Reaction wood is wood that has specific characteristics, such as special growth patterns and other such properties. As the name implies, reaction wood is generated as a result of its’ reaction ‘to numerous environmental elements such as wind, pressure, climate, gravity, and many others. The stress caused by the environment causes special growth patterns that are commonly observed on branches and trunks of diverse trees. Reaction wood is classified into two types:
- Compression wood
- Tension wood
The primary distinction between compression and tension wood is that compression wood is response wood of conifers, whereas tension wood is reaction wood of dicots.
What is Compression Wood?
Compression wood is a wood response that occurs on the bottom side of the trunk of conifers. The wood has a lot of lignin components, which is presumably why it is so strong.
Aside from that, the wood does not have a pith at the center but rather well above the center point, indicating development.
Compression wood is typically formed in the area of a tree that is under the most pressure. Compression is unlikely to form if the wood is bending and cracking.
As a result, compression wood aids in the lengthening and straightening of a wood bent. This is critical for keeping a specific bend angle.
What Is Tension Wood?
Tension wood is a wood response that occurs primarily in dicots, particularly on the upper section of the trunk that bends.
The good news is that tension wood contains more cellulose than compression wood, which helps it resist bending.
Most hardwoods have tension wood, which prevents the plant’s branches from drooping or bending.
The reaction of the wood generally happens on plants that are frequently subjected to pulling forces in order to provide support.
Comparison Table (Compression vs Tension Wood)
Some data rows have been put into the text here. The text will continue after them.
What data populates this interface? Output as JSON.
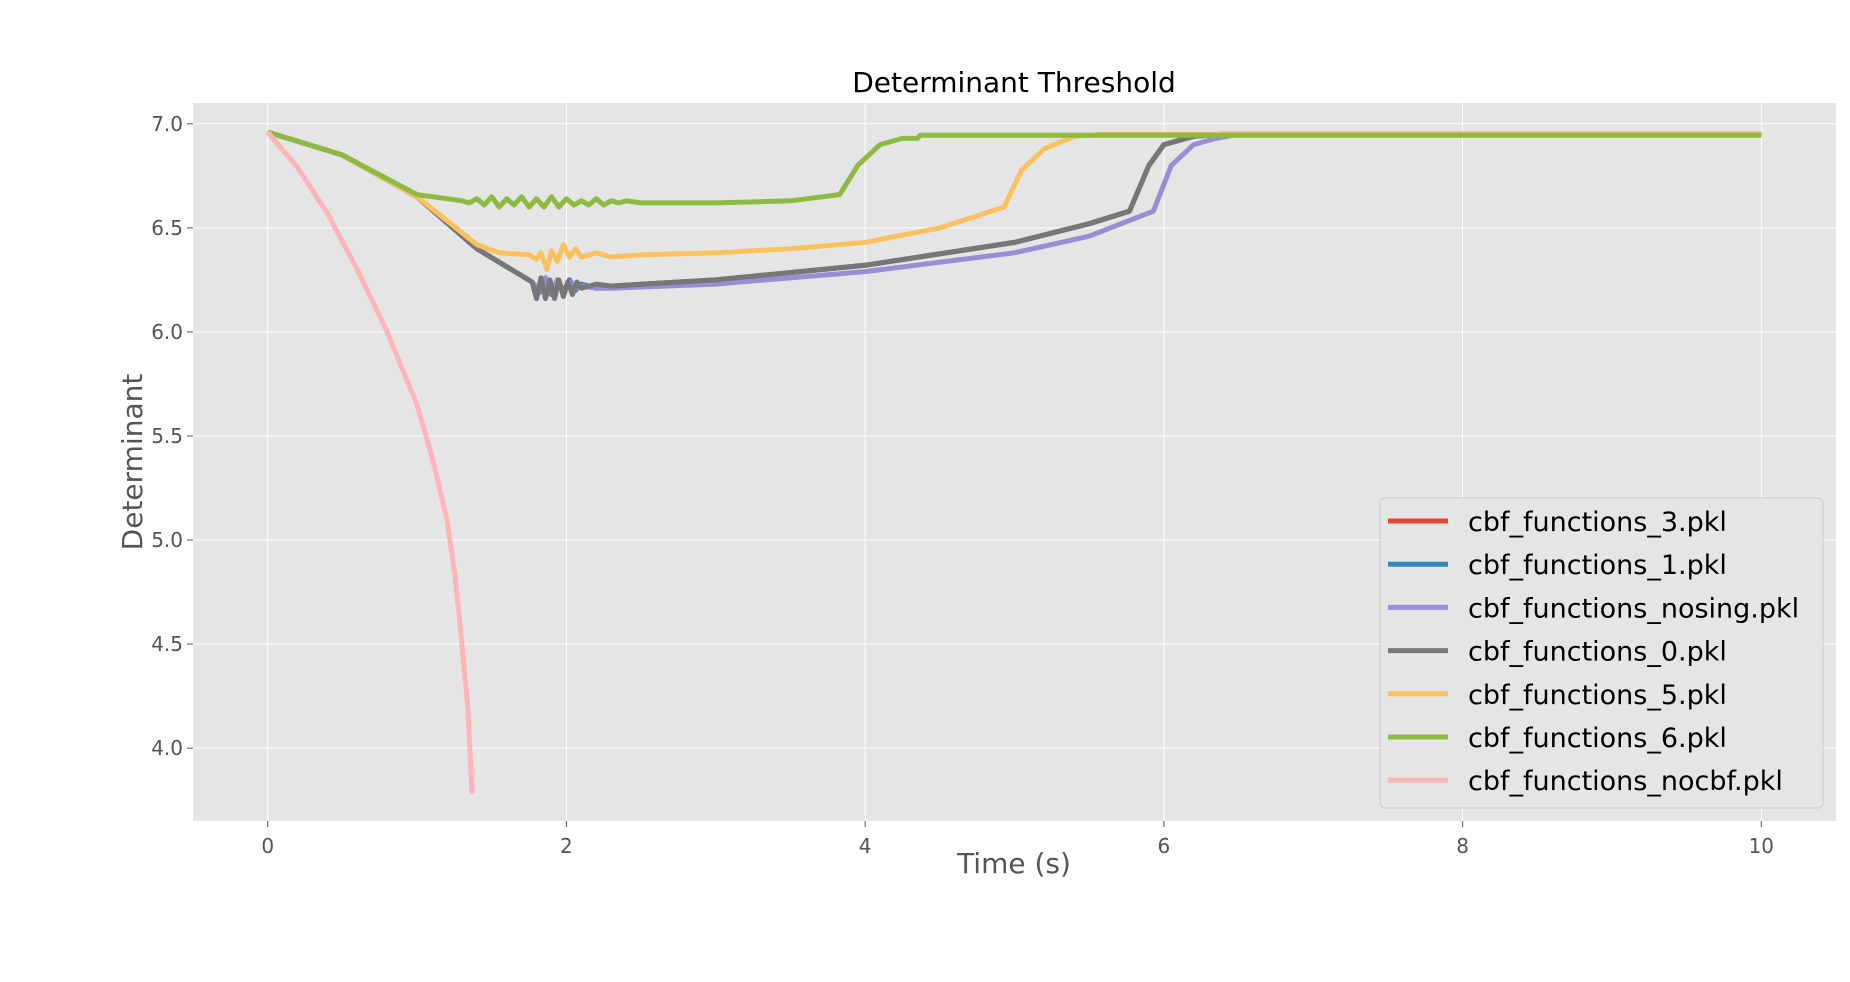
{
  "chart_data": {
    "type": "line",
    "title": "Determinant Threshold",
    "xlabel": "Time (s)",
    "ylabel": "Determinant",
    "xlim": [
      -0.5,
      10.5
    ],
    "ylim": [
      3.65,
      7.1
    ],
    "xticks": [
      0,
      2,
      4,
      6,
      8,
      10
    ],
    "xtick_labels": [
      "0",
      "2",
      "4",
      "6",
      "8",
      "10"
    ],
    "yticks": [
      4.0,
      4.5,
      5.0,
      5.5,
      6.0,
      6.5,
      7.0
    ],
    "ytick_labels": [
      "4.0",
      "4.5",
      "5.0",
      "5.5",
      "6.0",
      "6.5",
      "7.0"
    ],
    "grid": true,
    "legend_position": "bottom-right",
    "series": [
      {
        "name": "cbf_functions_3.pkl",
        "color": "#E24A33",
        "x": [
          0,
          0.5,
          1.0,
          1.4,
          1.77,
          1.82,
          1.86,
          1.9,
          1.94,
          1.98,
          2.02,
          2.06,
          2.1,
          2.2,
          2.3,
          3.0,
          4.0,
          5.0,
          5.5,
          5.77,
          5.9,
          6.0,
          6.2,
          6.4,
          7,
          8,
          9,
          10
        ],
        "y": [
          6.96,
          6.85,
          6.65,
          6.4,
          6.24,
          6.19,
          6.26,
          6.18,
          6.25,
          6.19,
          6.25,
          6.2,
          6.23,
          6.21,
          6.22,
          6.25,
          6.32,
          6.43,
          6.52,
          6.58,
          6.8,
          6.9,
          6.94,
          6.95,
          6.95,
          6.95,
          6.95,
          6.95
        ]
      },
      {
        "name": "cbf_functions_1.pkl",
        "color": "#348ABD",
        "x": [
          0,
          0.5,
          1.0,
          1.4,
          1.77,
          1.82,
          1.86,
          1.9,
          1.94,
          1.98,
          2.02,
          2.06,
          2.1,
          2.2,
          2.3,
          3.0,
          4.0,
          5.0,
          5.5,
          5.77,
          5.9,
          6.0,
          6.2,
          6.4,
          7,
          8,
          9,
          10
        ],
        "y": [
          6.96,
          6.85,
          6.65,
          6.4,
          6.24,
          6.19,
          6.26,
          6.18,
          6.25,
          6.19,
          6.25,
          6.2,
          6.23,
          6.21,
          6.22,
          6.25,
          6.32,
          6.43,
          6.52,
          6.58,
          6.8,
          6.9,
          6.94,
          6.95,
          6.95,
          6.95,
          6.95,
          6.95
        ]
      },
      {
        "name": "cbf_functions_nosing.pkl",
        "color": "#988ED5",
        "x": [
          0,
          0.5,
          1.0,
          1.4,
          1.77,
          1.82,
          1.86,
          1.9,
          1.94,
          1.98,
          2.02,
          2.06,
          2.1,
          2.2,
          2.3,
          3.0,
          4.0,
          5.0,
          5.5,
          5.93,
          6.05,
          6.2,
          6.35,
          6.5,
          7,
          8,
          9,
          10
        ],
        "y": [
          6.96,
          6.85,
          6.65,
          6.4,
          6.24,
          6.2,
          6.26,
          6.19,
          6.25,
          6.2,
          6.24,
          6.21,
          6.22,
          6.21,
          6.21,
          6.23,
          6.29,
          6.38,
          6.46,
          6.58,
          6.8,
          6.9,
          6.93,
          6.95,
          6.95,
          6.95,
          6.95,
          6.95
        ]
      },
      {
        "name": "cbf_functions_0.pkl",
        "color": "#777777",
        "x": [
          0,
          0.5,
          1.0,
          1.4,
          1.77,
          1.8,
          1.83,
          1.86,
          1.89,
          1.92,
          1.95,
          1.98,
          2.01,
          2.04,
          2.07,
          2.1,
          2.2,
          2.3,
          3.0,
          4.0,
          5.0,
          5.5,
          5.77,
          5.9,
          6.0,
          6.2,
          6.4,
          7,
          8,
          9,
          10
        ],
        "y": [
          6.96,
          6.85,
          6.65,
          6.4,
          6.24,
          6.16,
          6.26,
          6.16,
          6.25,
          6.16,
          6.25,
          6.17,
          6.24,
          6.18,
          6.24,
          6.21,
          6.23,
          6.22,
          6.25,
          6.32,
          6.43,
          6.52,
          6.58,
          6.8,
          6.9,
          6.94,
          6.95,
          6.95,
          6.95,
          6.95,
          6.95
        ]
      },
      {
        "name": "cbf_functions_5.pkl",
        "color": "#FBC15E",
        "x": [
          0,
          0.5,
          1.0,
          1.4,
          1.55,
          1.75,
          1.8,
          1.83,
          1.87,
          1.9,
          1.94,
          1.98,
          2.02,
          2.06,
          2.1,
          2.2,
          2.3,
          2.5,
          3.0,
          3.5,
          4.0,
          4.5,
          4.93,
          5.05,
          5.2,
          5.4,
          5.6,
          6,
          7,
          8,
          9,
          10
        ],
        "y": [
          6.96,
          6.85,
          6.65,
          6.42,
          6.38,
          6.37,
          6.35,
          6.38,
          6.3,
          6.39,
          6.34,
          6.42,
          6.36,
          6.4,
          6.36,
          6.38,
          6.36,
          6.37,
          6.38,
          6.4,
          6.43,
          6.5,
          6.6,
          6.78,
          6.88,
          6.94,
          6.95,
          6.95,
          6.95,
          6.95,
          6.95,
          6.95
        ]
      },
      {
        "name": "cbf_functions_6.pkl",
        "color": "#8EBA42",
        "x": [
          0,
          0.5,
          1.0,
          1.1,
          1.2,
          1.3,
          1.35,
          1.4,
          1.45,
          1.5,
          1.55,
          1.6,
          1.65,
          1.7,
          1.75,
          1.8,
          1.85,
          1.9,
          1.95,
          2.0,
          2.05,
          2.1,
          2.15,
          2.2,
          2.25,
          2.3,
          2.35,
          2.4,
          2.5,
          3.0,
          3.5,
          3.83,
          3.95,
          4.1,
          4.25,
          4.35,
          4.37,
          5,
          6,
          7,
          8,
          9,
          10
        ],
        "y": [
          6.96,
          6.85,
          6.66,
          6.65,
          6.64,
          6.63,
          6.62,
          6.64,
          6.61,
          6.65,
          6.6,
          6.64,
          6.61,
          6.65,
          6.6,
          6.64,
          6.6,
          6.65,
          6.6,
          6.64,
          6.61,
          6.63,
          6.61,
          6.64,
          6.61,
          6.63,
          6.62,
          6.63,
          6.62,
          6.62,
          6.63,
          6.66,
          6.8,
          6.9,
          6.93,
          6.93,
          6.945,
          6.945,
          6.945,
          6.945,
          6.945,
          6.945,
          6.945
        ]
      },
      {
        "name": "cbf_functions_nocbf.pkl",
        "color": "#FFB5B8",
        "x": [
          0,
          0.2,
          0.4,
          0.6,
          0.8,
          1.0,
          1.1,
          1.2,
          1.25,
          1.28,
          1.3,
          1.32,
          1.34,
          1.35,
          1.36,
          1.37
        ],
        "y": [
          6.96,
          6.79,
          6.57,
          6.3,
          6.0,
          5.65,
          5.4,
          5.1,
          4.85,
          4.65,
          4.5,
          4.35,
          4.2,
          4.05,
          3.9,
          3.78
        ]
      }
    ]
  }
}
|Basic Term||Compression Wood||Tension Wood|
|Description||Develops on the bottom side of the trunk’s leaning.||Develop on the leaning trunk’s upper side.|
|Amount of Cellulose||30%||60%|
|Found||Softwood like pines||Hardwoods like oaks|
|Reaction of Wood||Conifers||Dicots|
|Function||Lengthening and straightening bends||Prevent the branch from bending or drooping as a result of pulling force.|
|Examples of Wood||Pinewood||Mango woods|
|Type of Plants||Gymnosperms||Angiosperms|
Key Differences Between Compression and Tension Wood
- Conifers on the lower side of the trunk experience compression wood, while those on the top side of the leaning trunk experience tension wood.
- When compared to tension wood cellulose, compression wood has less cellulose.
- Tension wood is common in gymnosperms, but compression wood is abundant in angiosperms.
- Compression wood is widespread in conifers such as pines, but tension wood is found in mango trees.
- Tension wood prevents the branch from drooping owing to pulling power, but compression wood lengthens and straightens bends.
Similarities Between Compression and Tension Wood
- They are both reaction wood
- Both occur in trees.
- Both have cellulose.
What is the difference between compression wood and tension wood?
Compression wood develops on the undersides of branches and contains more lignin than regular wood. Compression strength is enhanced in wood with a high lignin content. Tension wood develops on the upper edges of hardwoods and contains more cellulose than regular wood.
Is wood stronger in tension or compression?
Tensile strength is substantially higher than compression strength parallel to the grain.
What are the two types of reaction wood?
Compression wood in softwoods and tension wood in hardwoods are the two types of reaction wood. When compared to regular wood, compression wood has more lignin and less cellulose and galactoglucomannan, whereas tension wood has more cellulose.
What is tension wood in a tree?
Angiosperms have tension wood on the top side of leaning stems and branches. It has more cellulose and less lignin than regular wood, and the fiber structure is noticeably different.
Compression and tension wood are important in their respective plants. As previously said, they have some close parallels and minor differences.